Although the hospital serves residents of Ghana’s poorest region, which enabled us to assume that mothers who gave birth in the region had similar socioeconomic status, data on specific differences in the SES of the mothers who gave birth at the hospital might have yielded additional information regarding any observed differences in infant deaths.

In spite of the numerous limitations in this study, it is important to acknowledge that the availability of the delivery exemption program through the NHIS provided poor women in the region access to antenatal care and skilled professional services before and during delivery of their babies, which contributed to the reduction in overall perinatal deaths observed in this study, from 8% during the Cash and Carry era to 4% in the NHIS era.

Conclusion

As observed in this study, overall perinatal mortality rates among infants born during the Cash and Carry era in 2000–2003 declined by 50% when the NHIS delivery fee exemption program was in effect in 2008–2011. Perinatal mortality was observed to have declined in mothers age 35 or older, those with three or more prior birth experiences and mothers with a postpartum blood loss of 250 ml or higher during the NHIS period compared to Cash and Carry era at this tertiary hospital. Caesarean births increased during the NHIS era compared to the Cash and Carry era.

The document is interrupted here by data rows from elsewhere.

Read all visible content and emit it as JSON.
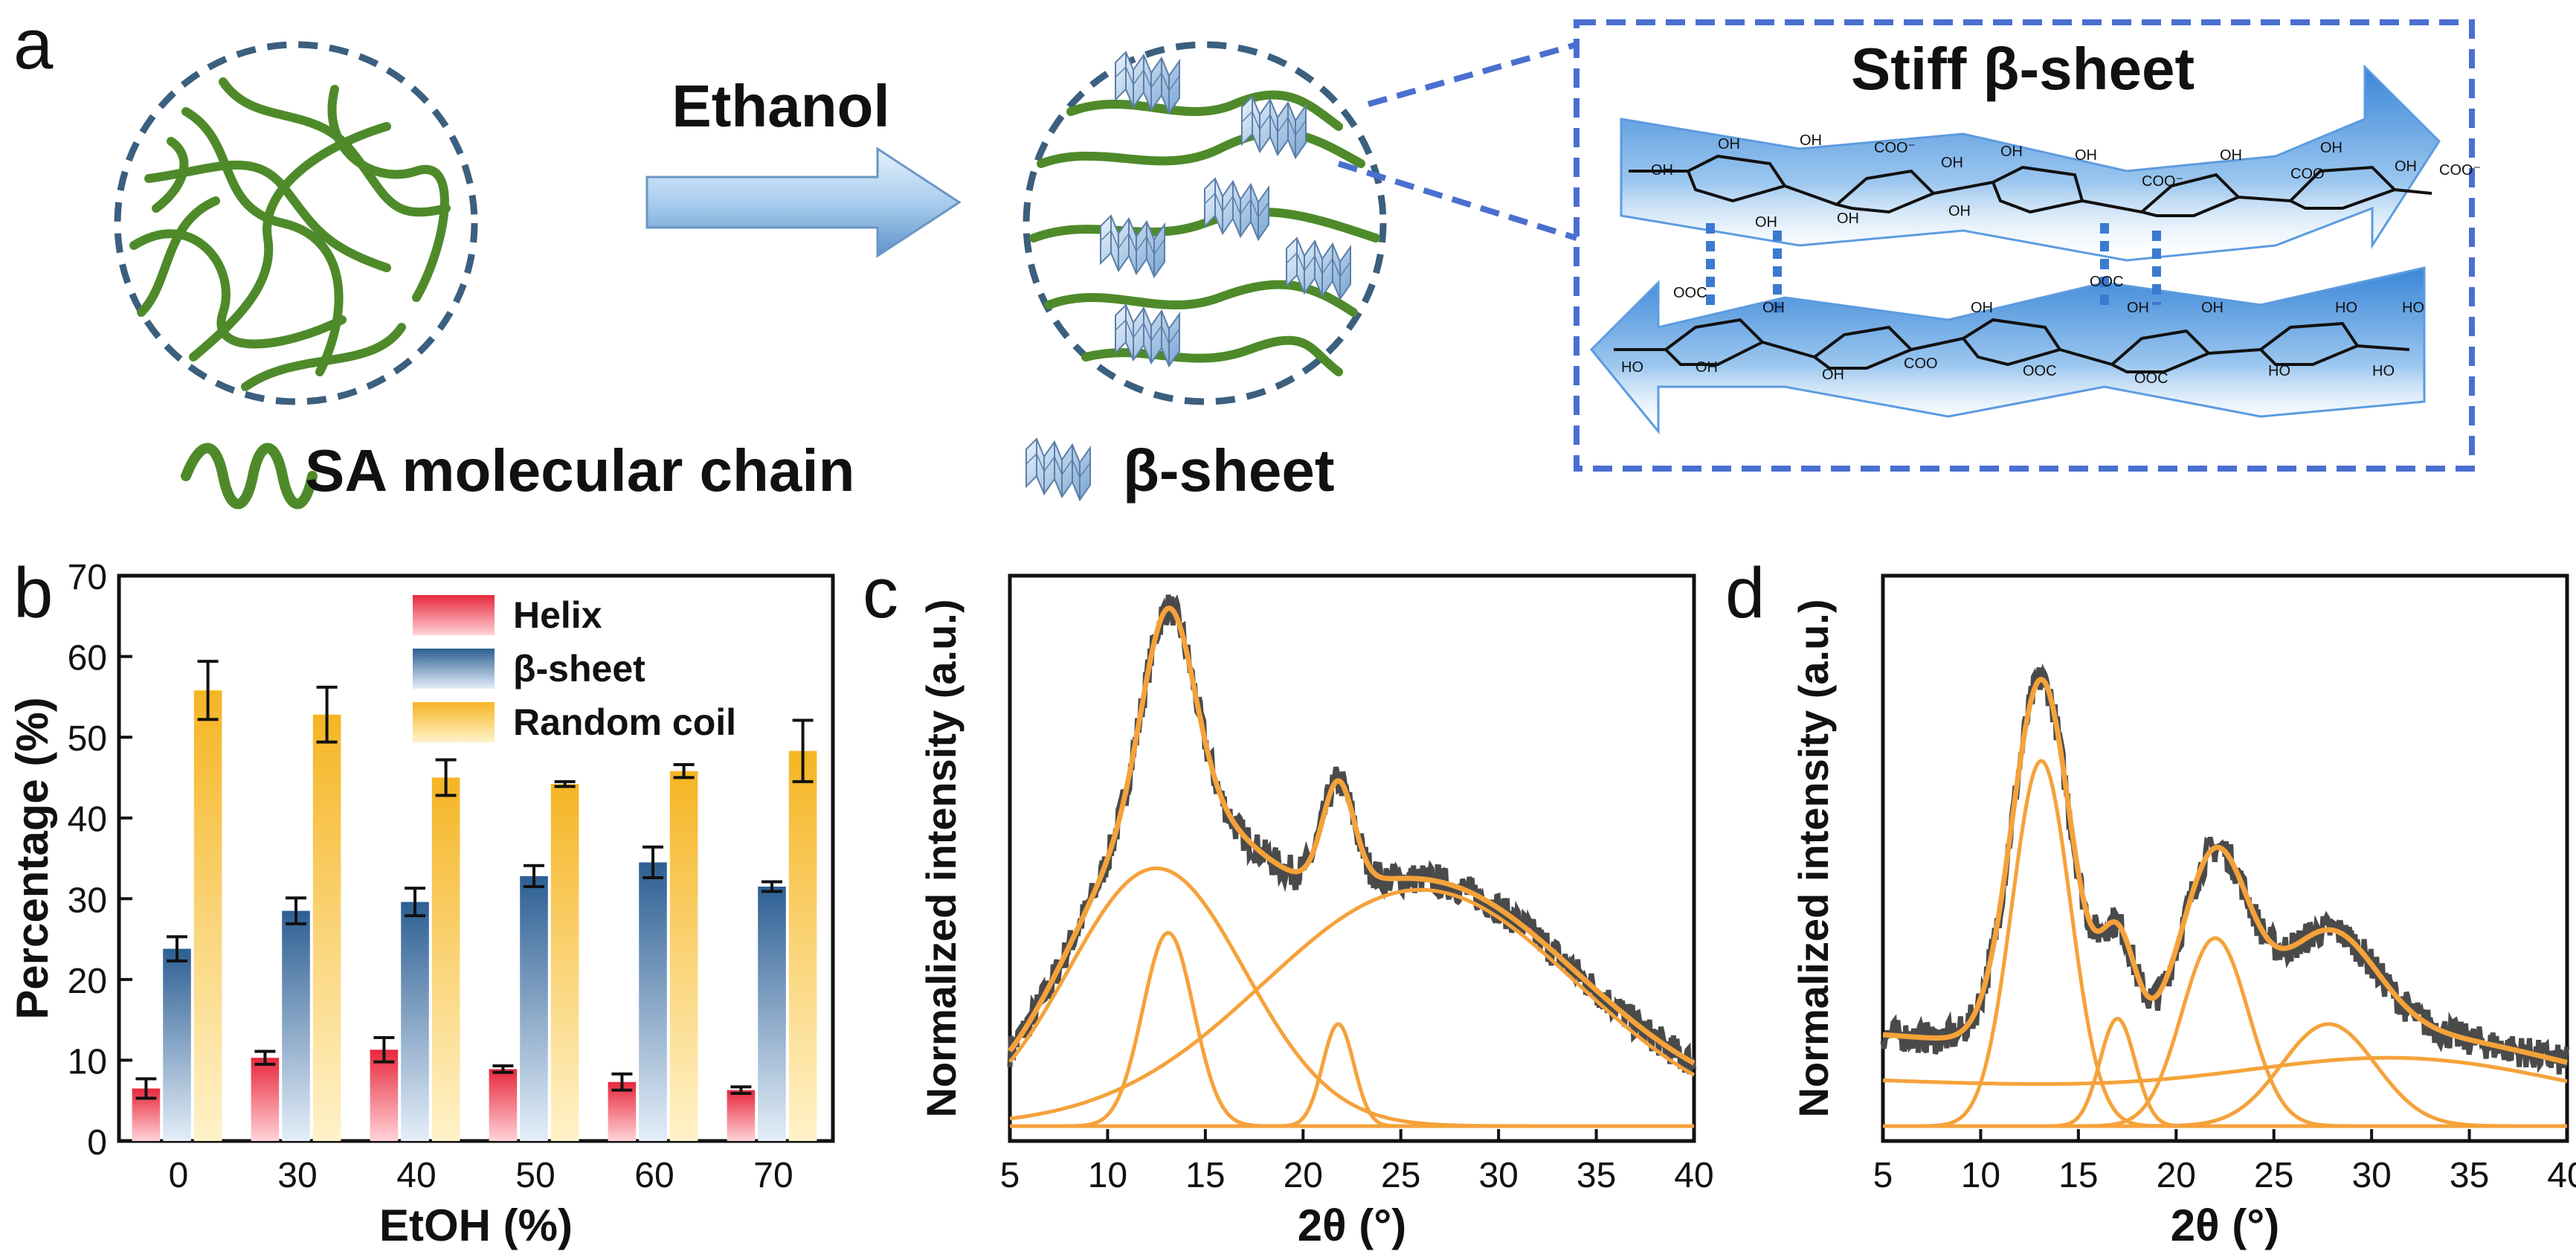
{
  "colors": {
    "chain": "#4e8a2a",
    "chain_dark": "#2f5e16",
    "circle": "#3b5f7e",
    "box": "#4a6fd0",
    "ribbon": "#5c9be0",
    "helix": "#e8283c",
    "beta": "#2d5f93",
    "coil": "#f5b524",
    "fit": "#f5a23a",
    "raw": "#4a4a4a"
  },
  "panel_a": {
    "label": "a",
    "arrow_label": "Ethanol",
    "box_title": "Stiff β-sheet",
    "legend_chain": "SA molecular chain",
    "legend_sheet": "β-sheet",
    "chem_labels": [
      "OH",
      "OH",
      "COO⁻",
      "OH",
      "OH",
      "OH",
      "COO⁻",
      "OH",
      "COO⁻",
      "OH",
      "OH",
      "COO⁻",
      "OH",
      "OH",
      "OH",
      "OH",
      "OOC",
      "OOC",
      "OH",
      "OH",
      "OH",
      "HO",
      "COO",
      "OH",
      "OOC",
      "OH",
      "OOC",
      "OH",
      "HO",
      "HO",
      "HO",
      "HO"
    ]
  },
  "chart_data": [
    {
      "panel": "b",
      "type": "bar",
      "title": "",
      "xlabel": "EtOH (%)",
      "ylabel": "Percentage (%)",
      "categories": [
        "0",
        "30",
        "40",
        "50",
        "60",
        "70"
      ],
      "ylim": [
        0,
        70
      ],
      "yticks": [
        "0",
        "10",
        "20",
        "30",
        "40",
        "50",
        "60",
        "70"
      ],
      "series": [
        {
          "name": "Helix",
          "values": [
            6.5,
            10.3,
            11.3,
            8.9,
            7.3,
            6.3
          ],
          "errors": [
            1.2,
            0.8,
            1.5,
            0.4,
            1.0,
            0.4
          ]
        },
        {
          "name": "β-sheet",
          "values": [
            23.8,
            28.5,
            29.6,
            32.8,
            34.5,
            31.5
          ],
          "errors": [
            1.5,
            1.6,
            1.7,
            1.3,
            1.9,
            0.6
          ]
        },
        {
          "name": "Random coil",
          "values": [
            55.8,
            52.8,
            45.0,
            44.2,
            45.8,
            48.3
          ],
          "errors": [
            3.6,
            3.4,
            2.2,
            0.3,
            0.8,
            3.8
          ]
        }
      ],
      "legend": "top-center"
    },
    {
      "panel": "c",
      "type": "line",
      "xlabel": "2θ (°)",
      "ylabel": "Normalized intensity (a.u.)",
      "xlim": [
        5,
        40
      ],
      "xticks": [
        "5",
        "10",
        "15",
        "20",
        "25",
        "30",
        "35",
        "40"
      ],
      "peaks": [
        {
          "center": 12.5,
          "amplitude": 0.48,
          "width": 4.5,
          "baseline": 0.02
        },
        {
          "center": 13.1,
          "amplitude": 0.36,
          "width": 1.3
        },
        {
          "center": 21.8,
          "amplitude": 0.19,
          "width": 0.8
        },
        {
          "center": 26.0,
          "amplitude": 0.44,
          "width": 8.0
        }
      ]
    },
    {
      "panel": "d",
      "type": "line",
      "xlabel": "2θ (°)",
      "ylabel": "Normalized intensity (a.u.)",
      "xlim": [
        5,
        40
      ],
      "xticks": [
        "5",
        "10",
        "15",
        "20",
        "25",
        "30",
        "35",
        "40"
      ],
      "peaks": [
        {
          "center": 13.1,
          "amplitude": 0.68,
          "width": 1.5
        },
        {
          "center": 17.0,
          "amplitude": 0.2,
          "width": 0.9
        },
        {
          "center": 22.0,
          "amplitude": 0.35,
          "width": 1.7
        },
        {
          "center": 27.8,
          "amplitude": 0.19,
          "width": 2.4
        },
        {
          "center": 32.0,
          "amplitude": 0.08,
          "width": 8.0
        }
      ],
      "baseline_start": 0.17,
      "baseline_end": 0.07
    }
  ]
}
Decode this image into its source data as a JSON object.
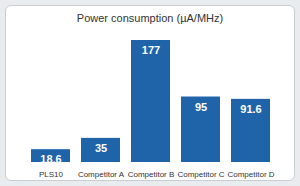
{
  "chart_data": {
    "type": "bar",
    "title": "Power consumption (µA/MHz)",
    "categories": [
      "PLS10",
      "Competitor A",
      "Competitor B",
      "Competitor C",
      "Competitor D"
    ],
    "values": [
      18.6,
      35,
      177,
      95,
      91.6
    ],
    "color": "#1f63a8",
    "data_labels": true,
    "tick_labels": "x"
  }
}
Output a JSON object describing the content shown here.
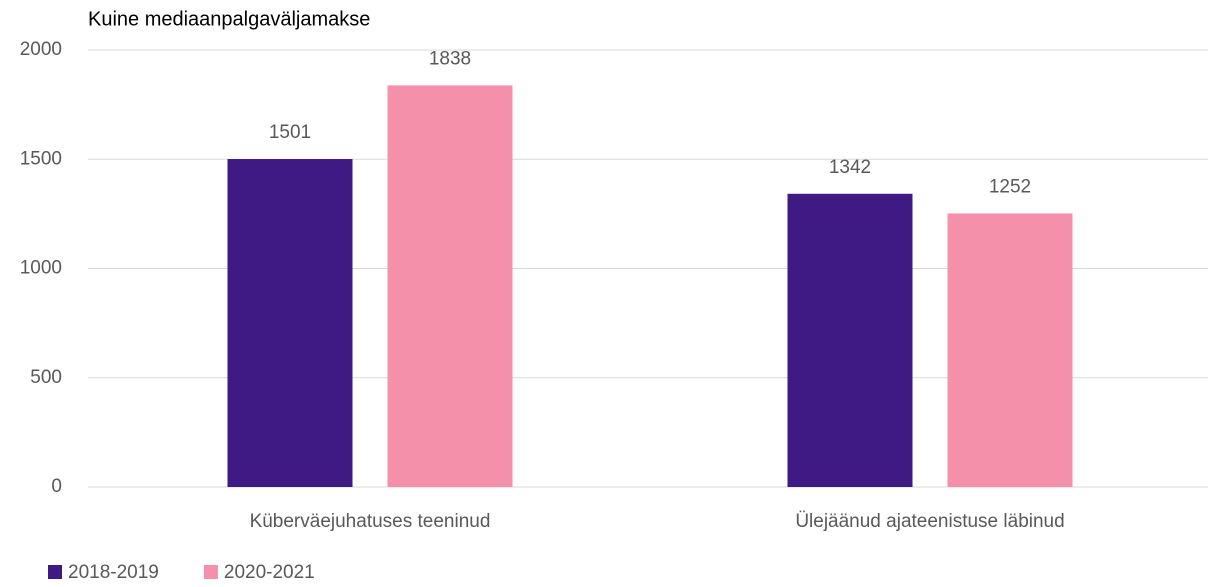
{
  "chart_data": {
    "type": "bar",
    "title": "Kuine mediaanpalgaväljamakse",
    "categories": [
      "Küberväejuhatuses teeninud",
      "Ülejäänud ajateenistuse läbinud"
    ],
    "series": [
      {
        "name": "2018-2019",
        "color": "#3f1a84",
        "values": [
          1501,
          1342
        ]
      },
      {
        "name": "2020-2021",
        "color": "#f590aa",
        "values": [
          1838,
          1252
        ]
      }
    ],
    "ylim": [
      0,
      2000
    ],
    "yticks": [
      0,
      500,
      1000,
      1500,
      2000
    ],
    "grid": true,
    "legend": "bottom-left"
  }
}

These findings suggest that pregnant women in the Northern Region of Ghana may have utilized the opportunity to access services through the NHIS exemption program for skilled care at a tertiary hospital for delivery of their infants. The use of skilled care at delivery in Ghana is largely known to be significantly lower compared to use of antenatal care services in the current NHIS system. Therefore, the findings from this study suggests that implementation of the NHIS delivery fee exemption program may have contributed to the country’s progress towards meeting the MDG 4, (i.e. reducing child under-five deaths by two-thirds). In fact, findings from this study should guide maternal and child health policy makers and frontline health workers to ensure that vulnerable groups with poor birth outcomes utilize the NHIS delivery fee exemption services for improved birth outcomes.